EL CONTAGIO
Por temor al contagio me senté
en el lugar más apartado que encontré en esa especie de sala de tortura que era
la estancia del Aeropuerto de Adampur.
Viajeros con el sueño pegado a los zapatos. Ropajes multicolores que
desentonaban con el gris de sus vidas.
Reflexioné sobre la
conveniencia de abandonar aquel recibidor plagado de miserias; miserias
implacables, miserias humanas. Había soñado desde años con este viaje. Conocía
por lo leído y la información que me proporcionó gente que había vivido la
experiencia, cuáles serían los posibles inconvenientes de la aventura hindú. No
obstante, y pese a toda la información, hay miles de cosas que agarran por
sorpresa. Los olores: no se pueden describir. Las emociones: tampoco.

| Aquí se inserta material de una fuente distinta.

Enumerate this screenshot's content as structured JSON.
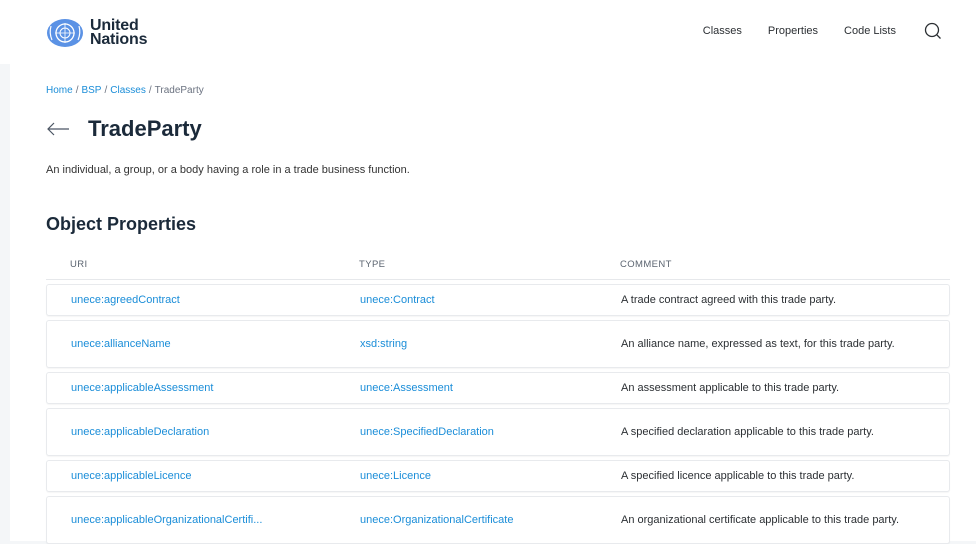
{
  "header": {
    "logo": {
      "line1": "United",
      "line2": "Nations"
    },
    "nav": [
      {
        "label": "Classes"
      },
      {
        "label": "Properties"
      },
      {
        "label": "Code Lists"
      }
    ],
    "search_icon": "search-icon"
  },
  "breadcrumb": {
    "items": [
      "Home",
      "BSP",
      "Classes"
    ],
    "current": "TradeParty"
  },
  "page": {
    "title": "TradeParty",
    "description": "An individual, a group, or a body having a role in a trade business function."
  },
  "section": {
    "title": "Object Properties",
    "columns": [
      "URI",
      "TYPE",
      "COMMENT"
    ],
    "rows": [
      {
        "uri": "unece:agreedContract",
        "type": "unece:Contract",
        "comment": "A trade contract agreed with this trade party."
      },
      {
        "uri": "unece:allianceName",
        "type": "xsd:string",
        "comment": "An alliance name, expressed as text, for this trade party."
      },
      {
        "uri": "unece:applicableAssessment",
        "type": "unece:Assessment",
        "comment": "An assessment applicable to this trade party."
      },
      {
        "uri": "unece:applicableDeclaration",
        "type": "unece:SpecifiedDeclaration",
        "comment": "A specified declaration applicable to this trade party."
      },
      {
        "uri": "unece:applicableLicence",
        "type": "unece:Licence",
        "comment": "A specified licence applicable to this trade party."
      },
      {
        "uri": "unece:applicableOrganizationalCertifi...",
        "type": "unece:OrganizationalCertificate",
        "comment": "An organizational certificate applicable to this trade party."
      }
    ]
  },
  "colors": {
    "link": "#1a8dd8",
    "title": "#1b2a3a",
    "un_blue": "#5b92e5"
  }
}
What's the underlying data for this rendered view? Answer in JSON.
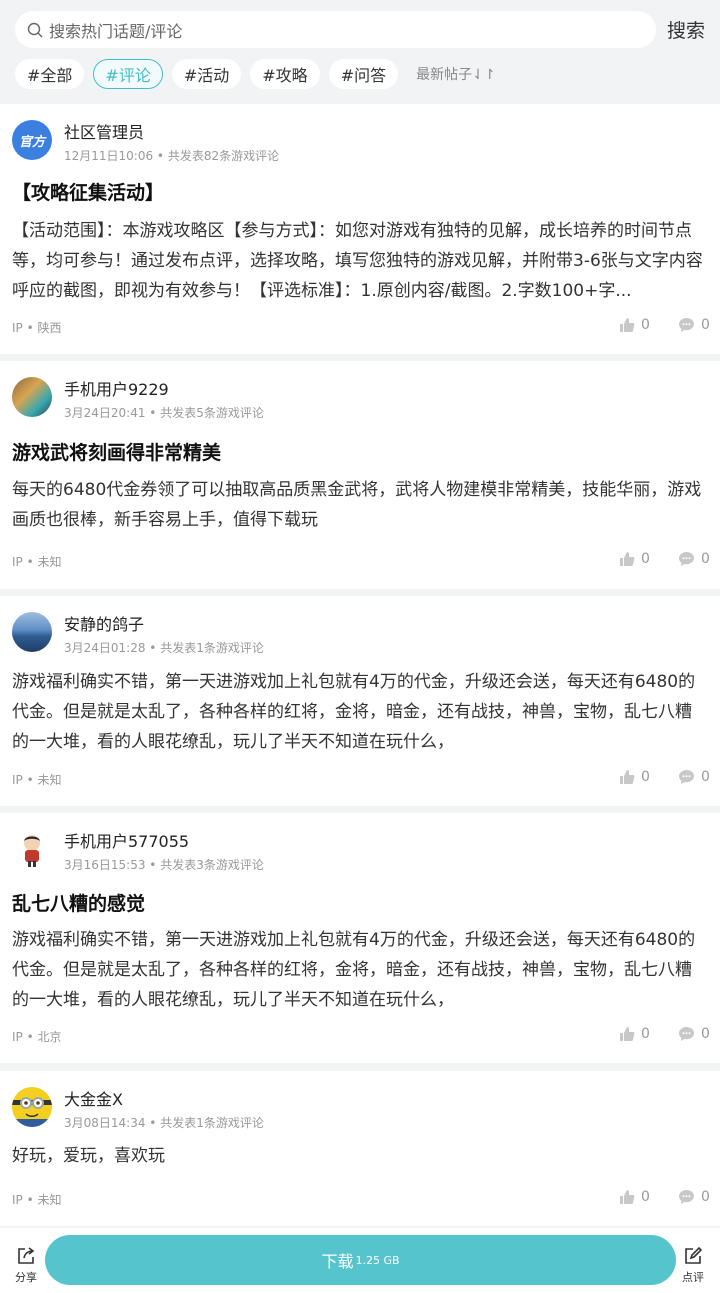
{
  "search": {
    "placeholder": "搜索热门话题/评论",
    "button": "搜索"
  },
  "tabs": [
    "#全部",
    "#评论",
    "#活动",
    "#攻略",
    "#问答"
  ],
  "sort_label": "最新帖子⇃↾",
  "posts": [
    {
      "user": "社区管理员",
      "avatar_text": "官方",
      "meta": "12月11日10:06 • 共发表82条游戏评论",
      "title": "【攻略征集活动】",
      "content": "【活动范围】：本游戏攻略区【参与方式】：如您对游戏有独特的见解，成长培养的时间节点等，均可参与！通过发布点评，选择攻略，填写您独特的游戏见解，并附带3-6张与文字内容呼应的截图，即视为有效参与！【评选标准】：1.原创内容/截图。2.字数100+字...",
      "ip": "IP • 陕西",
      "likes": "0",
      "comments": "0"
    },
    {
      "user": "手机用户9229",
      "meta": "3月24日20:41 • 共发表5条游戏评论",
      "title": "游戏武将刻画得非常精美",
      "content": "每天的6480代金券领了可以抽取高品质黑金武将，武将人物建模非常精美，技能华丽，游戏画质也很棒，新手容易上手，值得下载玩",
      "ip": "IP • 未知",
      "likes": "0",
      "comments": "0"
    },
    {
      "user": "安静的鸽子",
      "meta": "3月24日01:28 • 共发表1条游戏评论",
      "title": "",
      "content": "游戏福利确实不错，第一天进游戏加上礼包就有4万的代金，升级还会送，每天还有6480的代金。但是就是太乱了，各种各样的红将，金将，暗金，还有战技，神兽，宝物，乱七八糟的一大堆，看的人眼花缭乱，玩儿了半天不知道在玩什么，",
      "ip": "IP • 未知",
      "likes": "0",
      "comments": "0"
    },
    {
      "user": "手机用户577055",
      "meta": "3月16日15:53 • 共发表3条游戏评论",
      "title": "乱七八糟的感觉",
      "content": "游戏福利确实不错，第一天进游戏加上礼包就有4万的代金，升级还会送，每天还有6480的代金。但是就是太乱了，各种各样的红将，金将，暗金，还有战技，神兽，宝物，乱七八糟的一大堆，看的人眼花缭乱，玩儿了半天不知道在玩什么，",
      "ip": "IP • 北京",
      "likes": "0",
      "comments": "0"
    },
    {
      "user": "大金金X",
      "meta": "3月08日14:34 • 共发表1条游戏评论",
      "title": "",
      "content": "好玩，爱玩，喜欢玩",
      "ip": "IP • 未知",
      "likes": "0",
      "comments": "0"
    }
  ],
  "bottom": {
    "share": "分享",
    "download": "下载",
    "size": "1.25 GB",
    "review": "点评"
  },
  "colors": {
    "accent": "#45bcc7",
    "download_bg": "#56c4cc"
  }
}
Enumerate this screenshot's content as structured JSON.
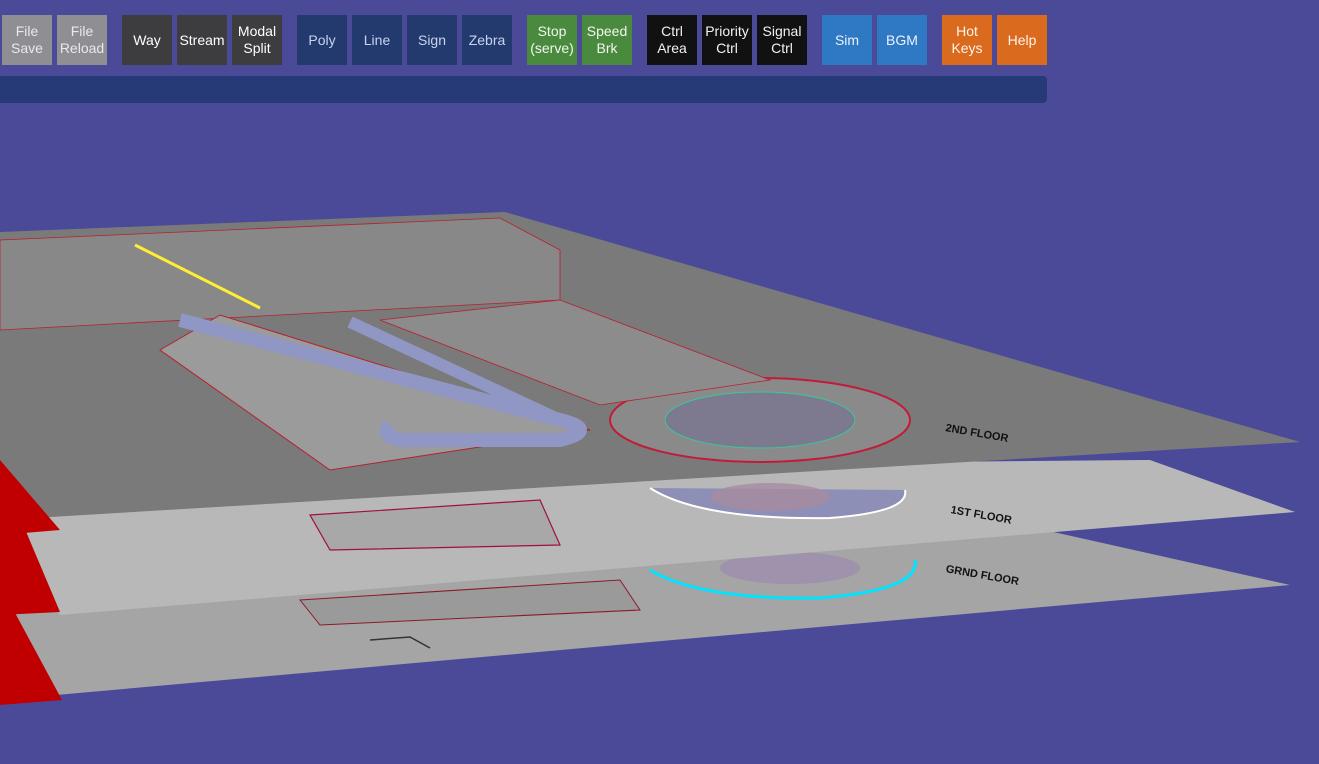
{
  "toolbar": {
    "file_save": "File\nSave",
    "file_reload": "File\nReload",
    "way": "Way",
    "stream": "Stream",
    "modal_split": "Modal\nSplit",
    "poly": "Poly",
    "line": "Line",
    "sign": "Sign",
    "zebra": "Zebra",
    "stop_serve": "Stop\n(serve)",
    "speed_brk": "Speed\nBrk",
    "ctrl_area": "Ctrl\nArea",
    "priority_ctrl": "Priority\nCtrl",
    "signal_ctrl": "Signal\nCtrl",
    "sim": "Sim",
    "bgm": "BGM",
    "hot_keys": "Hot\nKeys",
    "help": "Help"
  },
  "colors": {
    "background": "#4b4a98",
    "command_bar": "#263a78",
    "file_group": "#8e8e93",
    "way_group": "#3d3d40",
    "poly_group": "#233a6e",
    "stop_group": "#4a8a3e",
    "ctrl_group": "#111111",
    "sim_group": "#2f79c4",
    "help_group": "#d96a1e"
  },
  "scene": {
    "description_icons": [
      "floor-plan-layer",
      "parking-bays",
      "driveway-loop"
    ]
  }
}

Poco a poco intenté acomodarme
en la placidez del sueño que venía en oleadas y se iba de igual forma. No era
el cansancio del cuerpo lo que hacía de mí un pelele. Era una especie de vacío,
como si todo mi interior hubiera sido evacuado y, algo ajeno quisiera dominar
lo que hasta ese momento había sido mi cuerpo. El sueño y el cansancio tomaron posesión;
caí rendido entre la maraña de cosas inservibles que llevaba conmigo.
—Travelers to Kili: door 33. —Se escuchó a través de megafonía.
Desperté de un salto. Agarré
mis cachivaches, puse a funcionar mis doloridos pies y me dirigí por entre una
nube humana hacia la puerta 33.
—«Este
es mi momento» —pensé. No sabía lo que me esperaba una vez
asentara mis posaderas en aquel amasijo de chatarra que era el avión
—peligrosamente obsoleta— de la compañía
india con la que decidí contratar el vuelo.
Tres horas de vuelo para poco
más de doscientos kilómetros. Un disparate visto desde la perspectiva
occidental. Sobresaltos continuos. Meditación constante tratando de resumir una
vida a la que parece no quedarle mucho tiempo. Después de mil y una sorpresas,
el desconcierto llegó al tomar tierra en Kili.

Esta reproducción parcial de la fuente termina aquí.